Se me pasó dar cuenta de la feria de otoño del libro viejo y antiguo del madrileño paso de Recoletos, de los agustinos recoletos, que tenían su convento aquí, hoy desaparecido. Aunque a destiempo, pongo el cartel de Mingote que es al que todos los años se lo encomiendan los organizadores. La feria estuvo muy bien y sirvió para comprobar que los libros antiguos han pegado un subidón como si fueran petróleo. Conste que no me parece mal. Si un diamante vale una pasta, justo es que la valga también una edición príncipe de Juan de Timoneda o una Summa Theologica de mediados del XIX. Son más preciosos que un diamante.
Pero es que también están carísimos los libros viejos de cierto respeto, la diversas colecciones de Aguilar en papel biblia, las ediciones técnicas de Labor o los libros modernistas de Montaner y Simón. Carísimos para lo que solían valer antes de la feliz llegada del euro. De todas formas, es un placer mirarlos, aunque no pueda uno permitírselos. Antaño a veces compraba los Emilios Salgaris de Calleja cuando, infeliz padre primerizo, pensaba que mis hijos sentirían por ellos lo mismo que yo. Vana ilusión porque los sentimientos no pueden reproducirse como si fueran un DVD.

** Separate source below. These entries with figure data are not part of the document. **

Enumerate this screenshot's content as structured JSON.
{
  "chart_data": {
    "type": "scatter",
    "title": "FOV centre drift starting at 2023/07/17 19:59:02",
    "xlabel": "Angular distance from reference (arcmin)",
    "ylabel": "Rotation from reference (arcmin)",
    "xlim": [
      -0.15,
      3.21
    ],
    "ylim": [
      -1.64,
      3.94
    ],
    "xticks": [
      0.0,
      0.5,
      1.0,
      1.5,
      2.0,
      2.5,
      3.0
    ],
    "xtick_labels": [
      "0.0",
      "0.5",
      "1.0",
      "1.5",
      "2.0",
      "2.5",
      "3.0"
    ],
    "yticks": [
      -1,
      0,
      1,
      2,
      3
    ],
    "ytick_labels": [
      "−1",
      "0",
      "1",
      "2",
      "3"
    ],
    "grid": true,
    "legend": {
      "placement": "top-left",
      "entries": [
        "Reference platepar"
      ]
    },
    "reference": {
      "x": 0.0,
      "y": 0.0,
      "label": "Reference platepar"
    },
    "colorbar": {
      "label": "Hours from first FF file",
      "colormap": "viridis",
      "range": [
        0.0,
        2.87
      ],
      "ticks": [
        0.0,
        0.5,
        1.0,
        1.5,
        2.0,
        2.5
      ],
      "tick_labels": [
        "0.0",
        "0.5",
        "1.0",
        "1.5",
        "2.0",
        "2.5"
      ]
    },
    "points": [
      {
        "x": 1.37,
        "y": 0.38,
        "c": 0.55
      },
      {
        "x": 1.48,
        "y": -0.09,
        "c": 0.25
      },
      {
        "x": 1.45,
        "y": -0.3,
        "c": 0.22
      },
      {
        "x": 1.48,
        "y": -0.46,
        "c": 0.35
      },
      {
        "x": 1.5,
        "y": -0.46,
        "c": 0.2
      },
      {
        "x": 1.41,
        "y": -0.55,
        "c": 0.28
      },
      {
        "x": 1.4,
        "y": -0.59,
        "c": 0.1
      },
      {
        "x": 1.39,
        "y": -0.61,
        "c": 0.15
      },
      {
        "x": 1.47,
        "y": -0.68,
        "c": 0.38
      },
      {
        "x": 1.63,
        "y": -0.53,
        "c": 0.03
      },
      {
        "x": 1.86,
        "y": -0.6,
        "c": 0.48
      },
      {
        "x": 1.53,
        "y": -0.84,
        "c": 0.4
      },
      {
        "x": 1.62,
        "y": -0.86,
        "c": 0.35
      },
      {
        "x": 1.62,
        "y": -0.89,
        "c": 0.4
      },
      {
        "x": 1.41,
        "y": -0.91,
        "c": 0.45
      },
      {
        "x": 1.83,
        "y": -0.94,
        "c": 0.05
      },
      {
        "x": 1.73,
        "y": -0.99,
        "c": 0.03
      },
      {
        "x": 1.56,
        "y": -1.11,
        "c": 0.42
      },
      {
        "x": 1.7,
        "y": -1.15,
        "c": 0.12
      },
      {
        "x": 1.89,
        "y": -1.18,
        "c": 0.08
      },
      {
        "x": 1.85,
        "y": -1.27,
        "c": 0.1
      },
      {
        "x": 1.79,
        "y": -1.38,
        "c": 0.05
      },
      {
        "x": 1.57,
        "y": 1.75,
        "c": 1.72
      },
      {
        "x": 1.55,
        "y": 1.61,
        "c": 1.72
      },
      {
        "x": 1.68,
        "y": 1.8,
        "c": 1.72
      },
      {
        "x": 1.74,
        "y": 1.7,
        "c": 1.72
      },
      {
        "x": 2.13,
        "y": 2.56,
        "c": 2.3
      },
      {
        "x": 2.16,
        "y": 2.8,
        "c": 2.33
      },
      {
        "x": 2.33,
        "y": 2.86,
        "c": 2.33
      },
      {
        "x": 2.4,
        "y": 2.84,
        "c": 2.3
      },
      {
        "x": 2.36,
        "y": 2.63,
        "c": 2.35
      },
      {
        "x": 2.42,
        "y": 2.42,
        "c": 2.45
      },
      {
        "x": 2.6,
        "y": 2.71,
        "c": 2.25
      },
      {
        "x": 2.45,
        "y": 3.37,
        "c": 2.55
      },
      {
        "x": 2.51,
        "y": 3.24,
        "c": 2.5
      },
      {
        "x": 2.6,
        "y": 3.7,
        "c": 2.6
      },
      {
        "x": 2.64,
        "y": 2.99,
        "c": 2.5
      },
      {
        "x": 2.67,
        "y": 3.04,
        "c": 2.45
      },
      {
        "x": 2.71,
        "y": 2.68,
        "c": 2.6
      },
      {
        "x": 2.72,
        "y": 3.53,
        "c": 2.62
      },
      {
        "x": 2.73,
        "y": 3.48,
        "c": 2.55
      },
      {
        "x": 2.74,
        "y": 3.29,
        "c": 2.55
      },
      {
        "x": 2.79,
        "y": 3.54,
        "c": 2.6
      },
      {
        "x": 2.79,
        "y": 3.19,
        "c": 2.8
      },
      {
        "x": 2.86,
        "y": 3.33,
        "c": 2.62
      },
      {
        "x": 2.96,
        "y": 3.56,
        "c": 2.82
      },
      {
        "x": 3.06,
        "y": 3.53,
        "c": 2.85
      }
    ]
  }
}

De todos modos, este año compré por el módico precio de seis euros una cartilla de racionamiento correspondiente al segundo semestre de 1951. Esas cartillas, que yo llegué a ver y manejar de niño, cuando acompañaba a la chacha a comprar algo a la tienda, tenían dentro unos cupones que daban derecho a adquirir cantidades racionadas (la época se llamó del racionamiento) de pan, aceite, legumbres, etc. Es decir, doce años después del fin de la guerra civil la alimentación de la población seguía siendo un problema y había gente que pasaba hambre. Por decisión de la ONU, todos los países del mundo excepto la Argentina y Portugal rompieron relaciones con el régimen de Franco y lo sometieron a aislamiento. Franco se quedó tan pancho, movilizando a sus partidarios. Prueba del interesante sentido falangista de la política: Si ellos tienen ONU, nosotros tenemos dos. Pero la población lo pasó fatal. No había de nada y lo que se necesitaba había que procurarlo mediante el estraperlo y el contrabando.
Traigo esto a colación como excusa para poner la imagen de la cartilla de racionamiento, con esa póliza de veinticinco céntimos con el rostro de José Antonio y en la que se advierte que carece de "valor postal". Es una imagen de mi niñez y me ha conmovido verla a seis euros. No es únicamente cutre sino iconográficamente absurda pues amalgama en una sola propuesta con el águila de San Juan, símbolo del orgullo nacional español la idea de la escasez y el racionamiento. El imperio y la miseria, como el príncipe y el mendigo; el hidalgo hambriento. O sea, España.
Hablamos mucho ahora de la memoria histórica y por tal nos referimos a las víctimas directas de la dictadura, los perseguidos, torturados, encarcelados, enjuiciados en tribunales militares que fueran de risa de no estar formados por delincuentes y cómplices de delincuentes, responsables del asesinato y atropello de cientos, miles de seres humanos, los ejecutados en las "sacas" y "paseos" y los exiliados. Esa es la Memoria Grande, por así decirlo; luego, está la Memoria Chica, la de los acontecimientos cotidianos, las relaciones sociales, el sucederse de fechas y estaciones de una sociedad oprimida, cerrada, sin perspectivas, explotada, aterrorizada. Tengo una imagen que no se me despinta: bajábamos a jugar a la calle, preferiblemente en algún jardín, por ejemplo, la plaza del Dos de Mayo, para nosotros "el dosde", pero si acertaba a pasar un cura por allí (y estaban en todas partes porque para eso habían entrado en Madrid con las tropas del ejército faccioso) los chicos dejaban sus juegos y acudían en tropel a besarle la mano; incluso los que tenían a sus padres en la cárcel.